Piaget, Chaumet, Chanel and Cartier look to the stars for inspiration

The grand jewellery maisons unveiled a number of beautiful cosmic designs in Paris over the summer
Designers are looking to the stars, judging by the heavenly collections the grand jewellery maisons unveiled in Paris in the summer. Comets, shooting stars, fiery suns and crescent moons radiate light through the collections of Piaget, Chaumet, Chanel and Cartier, and provide a beautifully poetic showcase for their gemstones and the savoir faire of ateliers.

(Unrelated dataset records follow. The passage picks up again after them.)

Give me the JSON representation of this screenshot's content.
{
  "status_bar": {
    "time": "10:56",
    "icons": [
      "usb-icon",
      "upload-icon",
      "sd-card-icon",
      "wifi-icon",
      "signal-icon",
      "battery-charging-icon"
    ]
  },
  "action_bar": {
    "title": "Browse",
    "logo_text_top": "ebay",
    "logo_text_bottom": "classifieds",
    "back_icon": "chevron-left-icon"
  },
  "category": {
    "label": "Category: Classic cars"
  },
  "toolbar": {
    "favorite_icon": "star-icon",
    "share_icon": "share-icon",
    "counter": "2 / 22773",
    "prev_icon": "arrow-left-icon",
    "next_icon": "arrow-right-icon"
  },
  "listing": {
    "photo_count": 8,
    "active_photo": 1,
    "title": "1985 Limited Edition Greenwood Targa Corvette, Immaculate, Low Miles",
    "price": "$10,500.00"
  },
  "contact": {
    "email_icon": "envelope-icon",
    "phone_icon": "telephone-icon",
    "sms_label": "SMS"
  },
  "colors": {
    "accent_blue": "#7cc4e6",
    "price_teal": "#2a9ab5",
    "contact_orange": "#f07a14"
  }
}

The sun is one of the most important motifs and source of inspiration for Piaget, explains the maison’s creative director Stéphanie Sivrière. “Celebratory, captivating and resolutely joyful, Piaget’s creations have always been solar and radiant.” She points out how, since the maison’s earliest jewellery designs of the 1960s, sunlight has shone through the jewellery as has the warmth of gold: “gold and gemstones have brought the sun’s radiance to life”.
Recent collections – Sunlight Escape, Sunlight Journey and now Golden Oasis – illustrate the gemstone colour spectrum from the hot pinks of dawn towards the fiery oranges of dusk through every phase of the sun. It is a reflection of Piaget’s “sunny side of life” design philosophy that permeates all their creations. “It’s all about saying yes to life, being solar, joyful, audacious, daring and confident,” says Sivrière.

Cartier and Chaumet are similarly drawn to the heat and power of the sun in their high jewellery. Cartier’s Magnitude collection is all about the forces of nature and the clashing of dynamically different precious gemstones and ornamental hard stones such as sharply cut rays of yellow sapphires contrasting the cool smooth blue planets of lapis lazuli in the Equinoxe necklace, or the all-powerful palette of golden yellow shading to brown hues of the sun in its Yuma diamond necklace and earrings.

Since the 19th century, Chaumet has been creating jewels inspired by the celestial vault. Particularly during the Belle Époque, the jeweller was illuminating clients with magnificent tiaras, brooches, earrings, necklaces and bodice jewellery shimmering with starry diamond cascades, crescent moons, comets and the sun. Creative director Claire Dévé-Rakoff turned to the maison’s rich archives of cosmic designs for inspiration for the Les Ciels de Chaumet collection.
Rather than being thematic, Chaumet’s CEO Jean-Marc Mansvelt describes the creative process as “artistic logic. Les Ciels de Chaumet collection is composed of different chapters: [some] sections more figurative such as stars, the inhabitants [birds], and others [are] more abstract, like for example the moods of the sky”.